Moscato, who Moldea wrote was connected with alleged mob enforcer Salvatore "Sally Bugs" Briguglio, said Ralph Picardo tipped off the FBI, but agents never found the drum during a three-month search.
Moldea, author of the book "The Hoffa Wars,"
told the New York Daily News that he believes Hoffa was killed on a farm outside of Detroit and then driven back to New Jersey to be buried in the dump.
"I have not solved the case," Moldea explained. "I've put together the most reasonable scenario of what happened."
The author wrote in Gang Land News that he did not believe Frank "The Irishman" Sheeran was involved in Hoffa's murder, another theory that has been written about.
"As I politely told Robert De Niro last December, who still may play Sheeran in a movie adaption of [Charles] Brandt's book, 'I Heard You Paint Houses,' Sheeran has successfully conned a lot of people despite his conflicting versions of events," he said.
Hoffa's daughter, Barbara Crancer, a retired judge in St. Louis,
told the Detroit Free Press this week that the window is closing on ever definitively solving the mystery of her father's disappearance.
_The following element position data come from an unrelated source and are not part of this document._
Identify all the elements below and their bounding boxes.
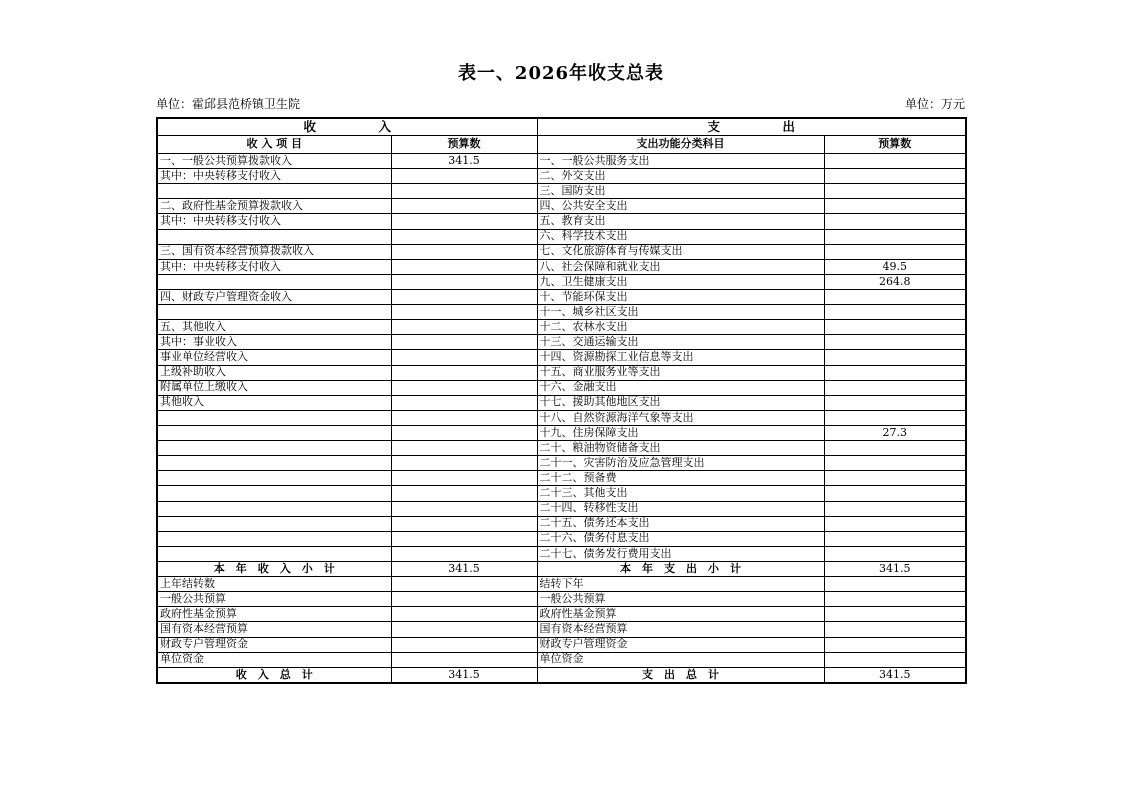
expense-item-cell: 十二、农林水支出 — [537, 320, 824, 335]
table-row — [157, 274, 966, 289]
income-item-cell — [157, 425, 391, 440]
income-value-cell — [391, 365, 537, 380]
income-item-cell: 附属单位上缴收入 — [157, 380, 391, 395]
income-value-cell — [391, 516, 537, 531]
table-row — [157, 456, 966, 471]
income-item-cell: 其中：事业收入 — [157, 335, 391, 350]
income-item-cell: 政府性基金预算 — [157, 607, 391, 622]
table-row — [157, 244, 966, 259]
expense-budget-column-header: 预算数 — [824, 136, 966, 154]
table-row — [157, 229, 966, 244]
expense-item-cell: 十九、住房保障支出 — [537, 425, 824, 440]
table-row — [157, 395, 966, 410]
expense-value-cell — [824, 244, 966, 259]
expense-item-cell: 二十、粮油物资储备支出 — [537, 441, 824, 456]
expense-item-cell: 十三、交通运输支出 — [537, 335, 824, 350]
table-row — [157, 169, 966, 184]
table-row — [157, 577, 966, 592]
expense-value-cell — [824, 501, 966, 516]
expense-item-cell: 十七、援助其他地区支出 — [537, 395, 824, 410]
expense-item-cell: 支 出 总 计 — [537, 667, 824, 683]
expense-value-cell: 264.8 — [824, 274, 966, 289]
page-title: 表一、2026年收支总表 — [457, 63, 665, 84]
income-value-cell — [391, 380, 537, 395]
income-value-cell — [391, 305, 537, 320]
expense-value-cell — [824, 652, 966, 667]
table-row — [157, 561, 966, 576]
table-row — [157, 607, 966, 622]
unit-line — [156, 97, 965, 111]
expense-item-column-header: 支出功能分类科目 — [537, 136, 824, 154]
expense-value-cell — [824, 471, 966, 486]
income-value-cell — [391, 577, 537, 592]
expense-value-cell: 49.5 — [824, 259, 966, 274]
expense-value-cell — [824, 229, 966, 244]
income-value-cell — [391, 410, 537, 425]
budget-table — [156, 117, 967, 684]
income-value-cell: 341.5 — [391, 667, 537, 683]
expense-item-cell: 国有资本经营预算 — [537, 622, 824, 637]
income-item-cell — [157, 501, 391, 516]
expense-item-cell: 二十七、债务发行费用支出 — [537, 546, 824, 561]
expense-value-cell — [824, 577, 966, 592]
expense-value-cell — [824, 199, 966, 214]
table-row — [157, 380, 966, 395]
income-item-cell: 国有资本经营预算 — [157, 622, 391, 637]
expense-value-cell — [824, 486, 966, 501]
table-row — [157, 592, 966, 607]
expense-value-cell: 27.3 — [824, 425, 966, 440]
income-item-cell: 其中：中央转移支付收入 — [157, 169, 391, 184]
income-item-cell: 二、政府性基金预算拨款收入 — [157, 199, 391, 214]
expense-value-cell — [824, 607, 966, 622]
expense-value-cell — [824, 395, 966, 410]
expense-item-cell: 七、文化旅游体育与传媒支出 — [537, 244, 824, 259]
table-row — [157, 531, 966, 546]
table-row — [157, 214, 966, 229]
table-row — [157, 410, 966, 425]
income-item-cell — [157, 456, 391, 471]
income-value-cell: 341.5 — [391, 561, 537, 576]
income-value-cell — [391, 622, 537, 637]
expense-value-cell — [824, 410, 966, 425]
expense-value-cell — [824, 622, 966, 637]
expense-value-cell — [824, 546, 966, 561]
income-value-cell — [391, 441, 537, 456]
expense-item-cell: 四、公共安全支出 — [537, 199, 824, 214]
income-item-cell: 四、财政专户管理资金收入 — [157, 289, 391, 304]
expense-item-cell: 十八、自然资源海洋气象等支出 — [537, 410, 824, 425]
expense-value-cell — [824, 456, 966, 471]
unit-organization-label: 单位：霍邱县范桥镇卫生院 — [156, 97, 301, 111]
income-item-cell: 其中：中央转移支付收入 — [157, 259, 391, 274]
income-value-cell — [391, 289, 537, 304]
expense-item-cell: 二十三、其他支出 — [537, 486, 824, 501]
income-value-cell — [391, 229, 537, 244]
expense-value-cell — [824, 214, 966, 229]
table-group-header-row — [157, 118, 966, 136]
income-item-cell — [157, 184, 391, 199]
table-row — [157, 305, 966, 320]
income-value-cell — [391, 274, 537, 289]
expense-value-cell — [824, 592, 966, 607]
income-item-cell — [157, 486, 391, 501]
expense-item-cell: 本 年 支 出 小 计 — [537, 561, 824, 576]
income-budget-column-header: 预算数 — [391, 136, 537, 154]
expense-item-cell: 六、科学技术支出 — [537, 229, 824, 244]
table-row — [157, 637, 966, 652]
expense-item-cell: 二十二、预备费 — [537, 471, 824, 486]
expense-item-cell: 二十五、债务还本支出 — [537, 516, 824, 531]
expense-item-cell: 结转下年 — [537, 577, 824, 592]
table-row — [157, 259, 966, 274]
unit-currency-label: 单位：万元 — [904, 97, 965, 111]
income-item-cell — [157, 229, 391, 244]
expense-value-cell: 341.5 — [824, 667, 966, 683]
table-row — [157, 471, 966, 486]
income-value-cell — [391, 652, 537, 667]
table-row — [157, 622, 966, 637]
expense-item-cell: 九、卫生健康支出 — [537, 274, 824, 289]
income-value-cell — [391, 214, 537, 229]
income-value-cell — [391, 244, 537, 259]
expense-value-cell — [824, 154, 966, 169]
income-item-cell: 一般公共预算 — [157, 592, 391, 607]
income-value-cell — [391, 199, 537, 214]
expense-value-cell — [824, 320, 966, 335]
income-item-cell: 上级补助收入 — [157, 365, 391, 380]
expense-value-cell — [824, 637, 966, 652]
expense-group-header: 支 出 — [537, 118, 966, 136]
income-item-cell — [157, 531, 391, 546]
table-row — [157, 365, 966, 380]
expense-value-cell: 341.5 — [824, 561, 966, 576]
expense-value-cell — [824, 441, 966, 456]
income-item-cell: 本 年 收 入 小 计 — [157, 561, 391, 576]
income-value-cell — [391, 486, 537, 501]
income-item-cell: 五、其他收入 — [157, 320, 391, 335]
expense-item-cell: 单位资金 — [537, 652, 824, 667]
income-group-header: 收 入 — [157, 118, 537, 136]
income-value-cell — [391, 335, 537, 350]
table-row — [157, 486, 966, 501]
expense-value-cell — [824, 516, 966, 531]
expense-item-cell: 二十六、债务付息支出 — [537, 531, 824, 546]
income-value-cell — [391, 607, 537, 622]
expense-value-cell — [824, 169, 966, 184]
table-row — [157, 501, 966, 516]
expense-item-cell: 十六、金融支出 — [537, 380, 824, 395]
expense-item-cell: 十五、商业服务业等支出 — [537, 365, 824, 380]
table-row — [157, 441, 966, 456]
table-row — [157, 667, 966, 683]
income-item-cell: 单位资金 — [157, 652, 391, 667]
income-item-cell: 财政专户管理资金 — [157, 637, 391, 652]
income-value-cell — [391, 456, 537, 471]
income-item-cell: 收 入 总 计 — [157, 667, 391, 683]
expense-value-cell — [824, 365, 966, 380]
income-value-cell — [391, 425, 537, 440]
income-item-cell: 一、一般公共预算拨款收入 — [157, 154, 391, 169]
table-row — [157, 350, 966, 365]
table-row — [157, 184, 966, 199]
table-row — [157, 546, 966, 561]
expense-item-cell: 一般公共预算 — [537, 592, 824, 607]
expense-value-cell — [824, 184, 966, 199]
income-value-cell — [391, 501, 537, 516]
income-value-cell — [391, 184, 537, 199]
expense-item-cell: 三、国防支出 — [537, 184, 824, 199]
income-value-cell: 341.5 — [391, 154, 537, 169]
expense-item-cell: 二、外交支出 — [537, 169, 824, 184]
table-row — [157, 425, 966, 440]
expense-item-cell: 十四、资源勘探工业信息等支出 — [537, 350, 824, 365]
income-item-cell: 上年结转数 — [157, 577, 391, 592]
table-row — [157, 652, 966, 667]
income-item-cell: 其他收入 — [157, 395, 391, 410]
expense-item-cell: 二十四、转移性支出 — [537, 501, 824, 516]
expense-value-cell — [824, 335, 966, 350]
income-value-cell — [391, 395, 537, 410]
income-value-cell — [391, 259, 537, 274]
expense-value-cell — [824, 380, 966, 395]
income-item-cell: 其中：中央转移支付收入 — [157, 214, 391, 229]
expense-item-cell: 五、教育支出 — [537, 214, 824, 229]
expense-item-cell: 十、节能环保支出 — [537, 289, 824, 304]
income-item-cell — [157, 471, 391, 486]
expense-item-cell: 二十一、灾害防治及应急管理支出 — [537, 456, 824, 471]
income-item-cell — [157, 305, 391, 320]
income-item-cell — [157, 441, 391, 456]
income-value-cell — [391, 320, 537, 335]
income-value-cell — [391, 471, 537, 486]
income-item-cell: 事业单位经营收入 — [157, 350, 391, 365]
income-value-cell — [391, 531, 537, 546]
expense-value-cell — [824, 531, 966, 546]
income-value-cell — [391, 350, 537, 365]
income-value-cell — [391, 169, 537, 184]
income-value-cell — [391, 546, 537, 561]
income-value-cell — [391, 637, 537, 652]
income-item-cell — [157, 410, 391, 425]
table-row — [157, 154, 966, 169]
table-row — [157, 289, 966, 304]
income-item-column-header: 收 入 项 目 — [157, 136, 391, 154]
income-item-cell — [157, 546, 391, 561]
expense-item-cell: 八、社会保障和就业支出 — [537, 259, 824, 274]
expense-item-cell: 财政专户管理资金 — [537, 637, 824, 652]
table-row — [157, 516, 966, 531]
table-row — [157, 320, 966, 335]
income-item-cell: 三、国有资本经营预算拨款收入 — [157, 244, 391, 259]
expense-value-cell — [824, 305, 966, 320]
table-row — [157, 335, 966, 350]
expense-item-cell: 政府性基金预算 — [537, 607, 824, 622]
table-row — [157, 199, 966, 214]
income-item-cell — [157, 516, 391, 531]
expense-value-cell — [824, 350, 966, 365]
expense-value-cell — [824, 289, 966, 304]
income-value-cell — [391, 592, 537, 607]
table-column-header-row — [157, 136, 966, 154]
expense-item-cell: 一、一般公共服务支出 — [537, 154, 824, 169]
expense-item-cell: 十一、城乡社区支出 — [537, 305, 824, 320]
income-item-cell — [157, 274, 391, 289]
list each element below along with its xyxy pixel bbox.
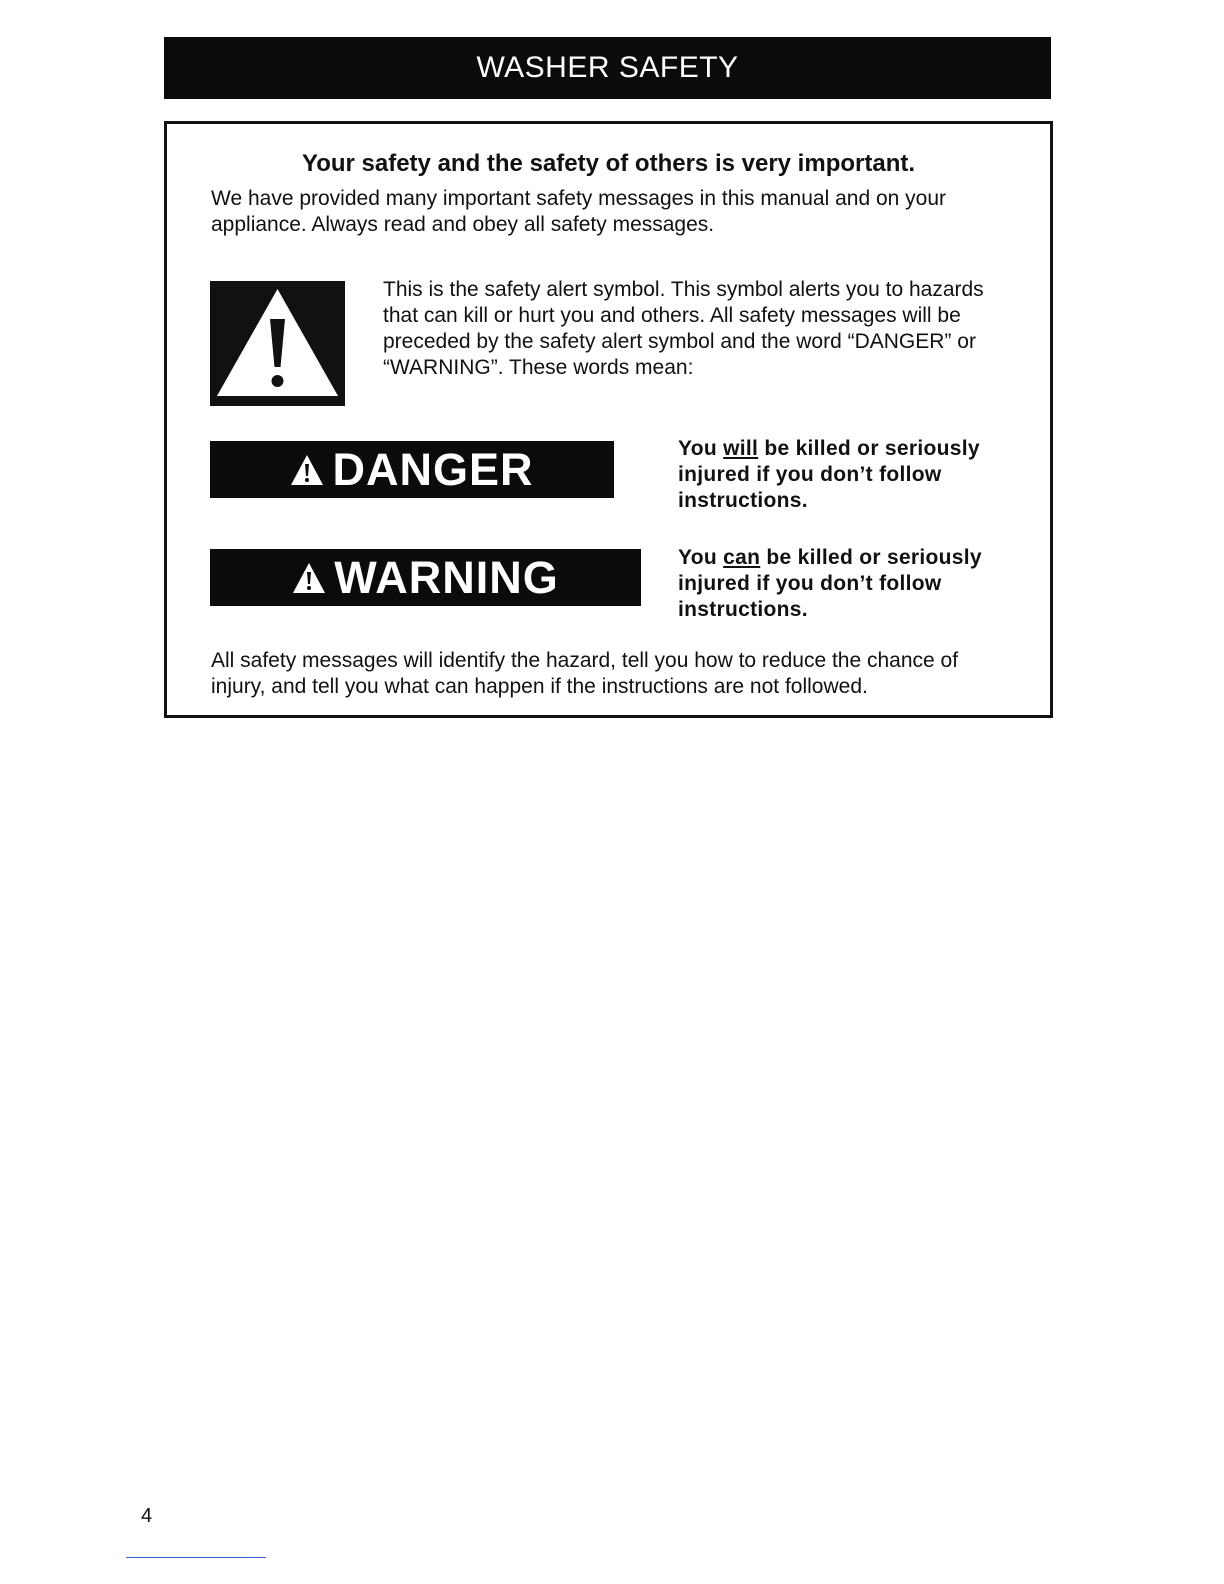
danger-label: DANGER: [332, 443, 534, 495]
section-title: WASHER SAFETY: [476, 51, 739, 84]
safety-intro-text: We have provided many important safety messages in this manual and on your appliance. Always read and obey all safety messages.: [211, 187, 946, 236]
danger-emphasis: will: [723, 437, 759, 460]
danger-description: You will be killed or seriously injured if you don’t follow instructions.: [678, 437, 980, 512]
safety-closing-text: All safety messages will identify the hazard, tell you how to reduce the chance of injury, and tell you what can happen if the instructions are not followed.: [211, 649, 959, 698]
section-header-bar: [164, 37, 1051, 99]
small-alert-triangle-icon: [290, 454, 324, 486]
warning-emphasis: can: [723, 546, 761, 569]
danger-signal-bar: [210, 441, 614, 498]
safety-alert-triangle-icon: [210, 281, 345, 406]
warning-label: WARNING: [334, 551, 559, 603]
warning-description: You can be killed or seriously injured if you don’t follow instructions.: [678, 546, 982, 621]
safety-notice-box: [164, 121, 1053, 718]
warning-signal-bar: [210, 549, 641, 606]
alert-symbol-description: This is the safety alert symbol. This symbol alerts you to hazards that can kill or hurt you and others. All safety messages will be preceded by the safety alert symbol and the word “DANGER” or “WARNING”. These words mean:: [383, 278, 984, 379]
footer-divider: [126, 1557, 266, 1558]
safety-headline: Your safety and the safety of others is very important.: [301, 150, 916, 177]
page-number: 4: [141, 1505, 153, 1527]
small-alert-triangle-icon: [292, 562, 326, 594]
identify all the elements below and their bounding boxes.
"Most of the people that were suspects are gone," Crancer told the newspaper. "I guess it won't be solved. It would be a comfort to find his body, but I don't think we will.
"[The disappearance anniversary is] a sad time for us. If you ever have anyone in your family who is taken away from you by force, you know what a gap it leaves in your heart. You miss them so much."